Hinzu kommt, dass Scholz selbst kaum Rückhalt in der Bevölkerung genießt. Er gilt als der unbeliebteste Kanzler seit Gründung der Bundesrepublik. In einem Wahlkampf, der von Unsicherheit und wirtschaftlichen Herausforderungen geprägt sein wird, könnte Scholz zur Belastung für die SPD werden.

Pistorius: Eine riskante Alternative

Boris Pistorius hingegen steht für einen anderen Stil: Klartext, Bürgernähe, Nahbarkeit. Doch auch der Verteidigungsminister ist nicht frei von Risiken. Sein Fokus auf Sicherheitspolitik könnte ihn im linken Flügel der SPD angreifbar machen, und seine fehlende Erfahrung in wirtschaftspolitischen Fragen könnte im Wahlkampf zu einem Problem werden. Außerdem besteht die Gefahr, dass ein Kandidatenwechsel kurz vor der Wahl als Schwäche interpretiert wird – als Signal, dass die SPD die Kontrolle über ihre eigene Zukunft verloren hat.

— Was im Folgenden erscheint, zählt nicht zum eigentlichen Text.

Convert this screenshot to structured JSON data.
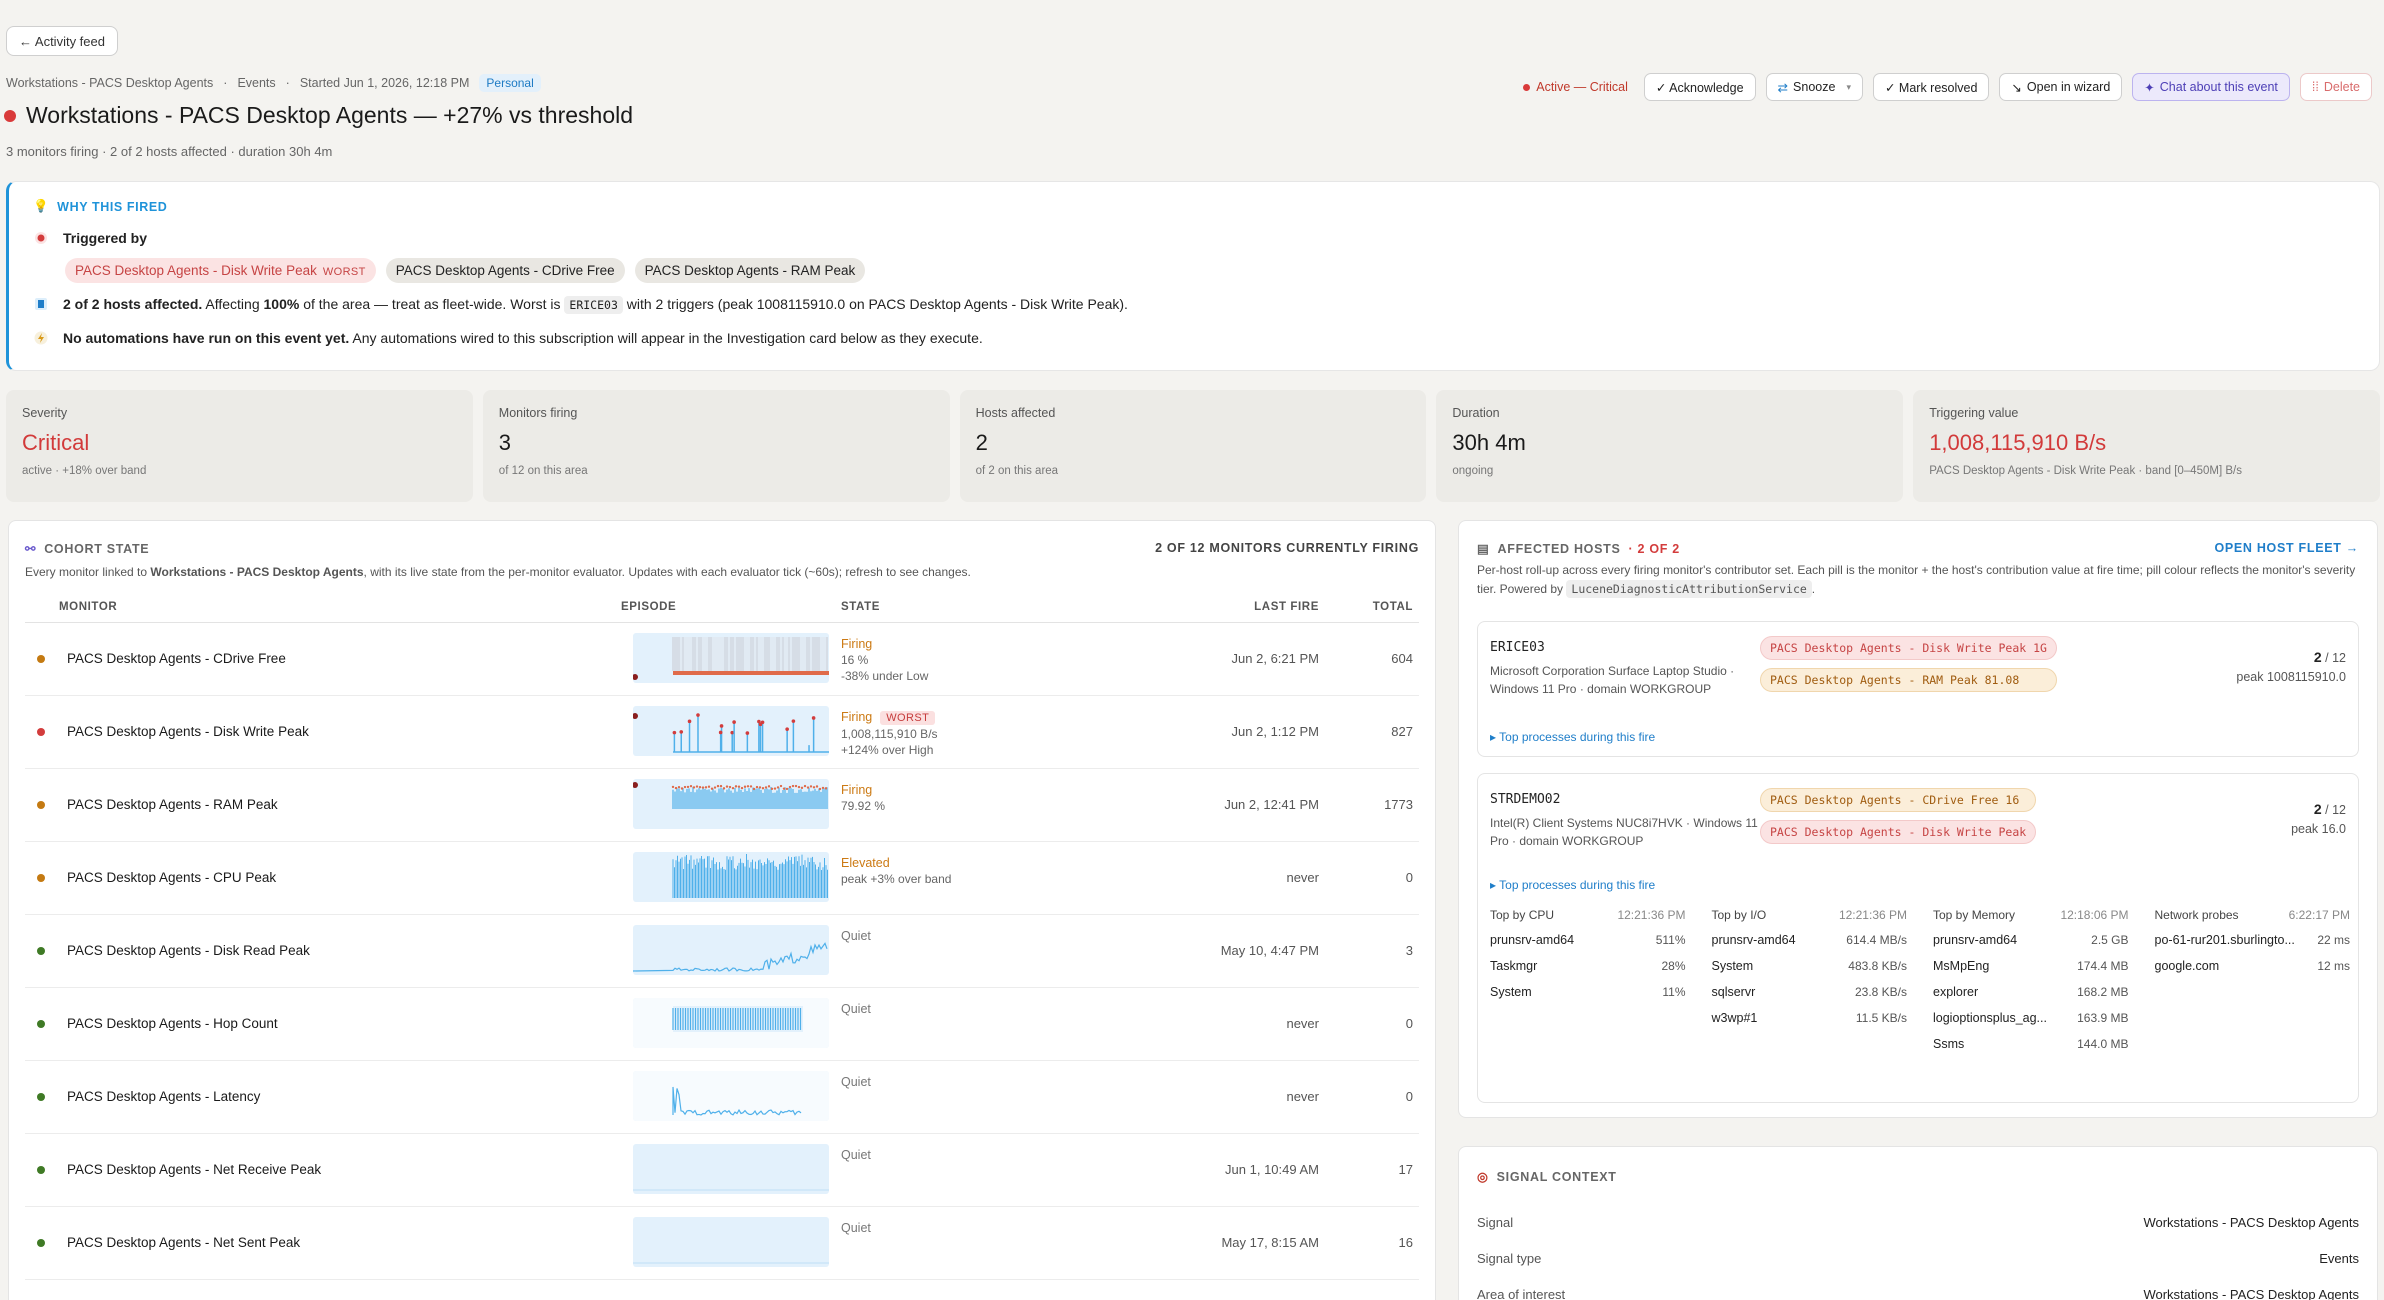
{
  "nav": {
    "back_label": "← Activity feed"
  },
  "breadcrumb": {
    "area": "Workstations - PACS Desktop Agents",
    "section": "Events",
    "started": "Started  Jun 1, 2026, 12:18 PM",
    "scope": "Personal"
  },
  "header": {
    "title": "Workstations - PACS Desktop Agents — +27% vs threshold",
    "subtitle": "3 monitors firing · 2 of 2 hosts affected · duration 30h 4m"
  },
  "actions": {
    "status": "Active — Critical",
    "acknowledge": "✓ Acknowledge",
    "snooze": "Snooze",
    "mark_resolved": "✓ Mark resolved",
    "open_wizard": "Open in wizard",
    "chat": "Chat about this event",
    "delete": "Delete"
  },
  "why": {
    "heading": "WHY THIS FIRED",
    "triggered_by": "Triggered by",
    "triggers": [
      {
        "label": "PACS Desktop Agents - Disk Write Peak",
        "tag": "WORST"
      },
      {
        "label": "PACS Desktop Agents - CDrive Free"
      },
      {
        "label": "PACS Desktop Agents - RAM Peak"
      }
    ],
    "hosts_bold": "2 of 2 hosts affected.",
    "hosts_text_a": "Affecting",
    "hosts_pct": "100%",
    "hosts_text_b": "of the area — treat as fleet-wide. Worst is",
    "hosts_worst": "ERICE03",
    "hosts_text_c": "with 2 triggers (peak 1008115910.0 on PACS Desktop Agents - Disk Write Peak).",
    "auto_bold": "No automations have run on this event yet.",
    "auto_text": "Any automations wired to this subscription will appear in the Investigation card below as they execute."
  },
  "stats": [
    {
      "label": "Severity",
      "value": "Critical",
      "sub": "active · +18% over band",
      "red": true
    },
    {
      "label": "Monitors firing",
      "value": "3",
      "sub": "of 12 on this area"
    },
    {
      "label": "Hosts affected",
      "value": "2",
      "sub": "of 2 on this area"
    },
    {
      "label": "Duration",
      "value": "30h 4m",
      "sub": "ongoing"
    },
    {
      "label": "Triggering value",
      "value": "1,008,115,910 B/s",
      "sub": "PACS Desktop Agents - Disk Write Peak · band [0–450M] B/s",
      "red": true
    }
  ],
  "cohort": {
    "title": "COHORT STATE",
    "firing_count": "2 OF 12 MONITORS CURRENTLY FIRING",
    "desc_a": "Every monitor linked to",
    "desc_bold": "Workstations - PACS Desktop Agents",
    "desc_b": ", with its live state from the per-monitor evaluator. Updates with each evaluator tick (~60s); refresh to see changes.",
    "columns": {
      "monitor": "MONITOR",
      "episode": "EPISODE",
      "state": "STATE",
      "last_fire": "LAST FIRE",
      "total": "TOTAL"
    },
    "rows": [
      {
        "name": "PACS Desktop Agents - CDrive Free",
        "dot": "#c47a12",
        "state": "Firing",
        "state_class": "firing",
        "line1": "16 %",
        "line2": "-38% under Low",
        "last": "Jun 2, 6:21 PM",
        "total": "604",
        "spark": "cdrive"
      },
      {
        "name": "PACS Desktop Agents - Disk Write Peak",
        "dot": "#d33c3c",
        "state": "Firing",
        "state_class": "firing",
        "worst": "WORST",
        "line1": "1,008,115,910 B/s",
        "line2": "+124% over High",
        "last": "Jun 2, 1:12 PM",
        "total": "827",
        "spark": "spikes"
      },
      {
        "name": "PACS Desktop Agents - RAM Peak",
        "dot": "#c47a12",
        "state": "Firing",
        "state_class": "firing",
        "line1": "79.92 %",
        "line2": "",
        "last": "Jun 2, 12:41 PM",
        "total": "1773",
        "spark": "ram"
      },
      {
        "name": "PACS Desktop Agents - CPU Peak",
        "dot": "#c47a12",
        "state": "Elevated",
        "state_class": "elev",
        "line1": "peak +3% over band",
        "line2": "",
        "last": "never",
        "total": "0",
        "spark": "dense"
      },
      {
        "name": "PACS Desktop Agents - Disk Read Peak",
        "dot": "#3f7a25",
        "state": "Quiet",
        "state_class": "quiet",
        "line1": "",
        "line2": "",
        "last": "May 10, 4:47 PM",
        "total": "3",
        "spark": "rising"
      },
      {
        "name": "PACS Desktop Agents - Hop Count",
        "dot": "#3f7a25",
        "state": "Quiet",
        "state_class": "quiet",
        "line1": "",
        "line2": "",
        "last": "never",
        "total": "0",
        "spark": "hop"
      },
      {
        "name": "PACS Desktop Agents - Latency",
        "dot": "#3f7a25",
        "state": "Quiet",
        "state_class": "quiet",
        "line1": "",
        "line2": "",
        "last": "never",
        "total": "0",
        "spark": "latency"
      },
      {
        "name": "PACS Desktop Agents - Net Receive Peak",
        "dot": "#3f7a25",
        "state": "Quiet",
        "state_class": "quiet",
        "line1": "",
        "line2": "",
        "last": "Jun 1, 10:49 AM",
        "total": "17",
        "spark": "flat"
      },
      {
        "name": "PACS Desktop Agents - Net Sent Peak",
        "dot": "#3f7a25",
        "state": "Quiet",
        "state_class": "quiet",
        "line1": "",
        "line2": "",
        "last": "May 17, 8:15 AM",
        "total": "16",
        "spark": "flat"
      }
    ]
  },
  "hosts": {
    "title": "AFFECTED HOSTS",
    "count": "· 2 OF 2",
    "open_fleet": "OPEN HOST FLEET →",
    "desc_a": "Per-host roll-up across every firing monitor's contributor set. Each pill is the monitor + the host's contribution value at fire time; pill colour reflects the monitor's severity tier. Powered by",
    "desc_code": "LuceneDiagnosticAttributionService",
    "desc_b": ".",
    "top_processes": "▸ Top processes during this fire",
    "items": [
      {
        "name": "ERICE03",
        "desc": "Microsoft Corporation Surface Laptop Studio · Windows 11 Pro · domain WORKGROUP",
        "pills": [
          {
            "text": "PACS Desktop Agents - Disk Write Peak 1G",
            "tone": "red"
          },
          {
            "text": "PACS Desktop Agents - RAM Peak 81.08",
            "tone": "amb"
          }
        ],
        "count": "2",
        "of": "/ 12",
        "peak": "peak 1008115910.0"
      },
      {
        "name": "STRDEMO02",
        "desc": "Intel(R) Client Systems NUC8i7HVK · Windows 11 Pro · domain WORKGROUP",
        "pills": [
          {
            "text": "PACS Desktop Agents - CDrive Free 16",
            "tone": "amb"
          },
          {
            "text": "PACS Desktop Agents - Disk Write Peak",
            "tone": "red"
          }
        ],
        "count": "2",
        "of": "/ 12",
        "peak": "peak 16.0"
      }
    ],
    "processes": [
      {
        "title": "Top by CPU",
        "time": "12:21:36 PM",
        "rows": [
          [
            "prunsrv-amd64",
            "511%"
          ],
          [
            "Taskmgr",
            "28%"
          ],
          [
            "System",
            "11%"
          ]
        ]
      },
      {
        "title": "Top by I/O",
        "time": "12:21:36 PM",
        "rows": [
          [
            "prunsrv-amd64",
            "614.4 MB/s"
          ],
          [
            "System",
            "483.8 KB/s"
          ],
          [
            "sqlservr",
            "23.8 KB/s"
          ],
          [
            "w3wp#1",
            "11.5 KB/s"
          ]
        ]
      },
      {
        "title": "Top by Memory",
        "time": "12:18:06 PM",
        "rows": [
          [
            "prunsrv-amd64",
            "2.5 GB"
          ],
          [
            "MsMpEng",
            "174.4 MB"
          ],
          [
            "explorer",
            "168.2 MB"
          ],
          [
            "logioptionsplus_ag...",
            "163.9 MB"
          ],
          [
            "Ssms",
            "144.0 MB"
          ]
        ]
      },
      {
        "title": "Network probes",
        "time": "6:22:17 PM",
        "rows": [
          [
            "po-61-rur201.sburlingto...",
            "22 ms"
          ],
          [
            "google.com",
            "12 ms"
          ]
        ]
      }
    ]
  },
  "signal": {
    "title": "SIGNAL CONTEXT",
    "rows": [
      {
        "label": "Signal",
        "value": "Workstations - PACS Desktop Agents"
      },
      {
        "label": "Signal type",
        "value": "Events"
      },
      {
        "label": "Area of interest",
        "value": "Workstations - PACS Desktop Agents"
      }
    ]
  }
}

Die Partei ist in einer Zwickmühle: Mit Scholz könnte sie ein desaströses Wahlergebnis riskieren, das sie dauerhaft schwächt. Mit Pistorius droht ein Sprung ins Ungewisse, bei dem unklar ist, ob er den hohen Erwartungen gerecht werden kann.

Ein Wettlauf gegen die Zeit

Die nächsten Wochen werden entscheidend. Am 25. November trifft sich die Parteiführung, um eine Vorentscheidung zu fällen. Am 16. Dezember will Scholz im Bundestag die Vertrauensfrage stellen, deren erwarteter Verlust den Weg für Neuwahlen ebnen würde. Auf dem Sonderparteitag am 11. Januar soll dann der Kanzlerkandidat offiziell gekürt werden. Doch ob die SPD bis dahin einen Ausweg aus ihrer Krise findet, ist fraglich.

Die Sozialdemokraten stehen nicht nur vor einer Richtungsentscheidung – sie kämpfen um ihre Existenz als Volkspartei. Sollten die internen Machtkämpfe weiter eskalieren, könnte das Wahldesaster am 23. Februar 2025 nur der Auftakt für eine noch tiefere Krise sein.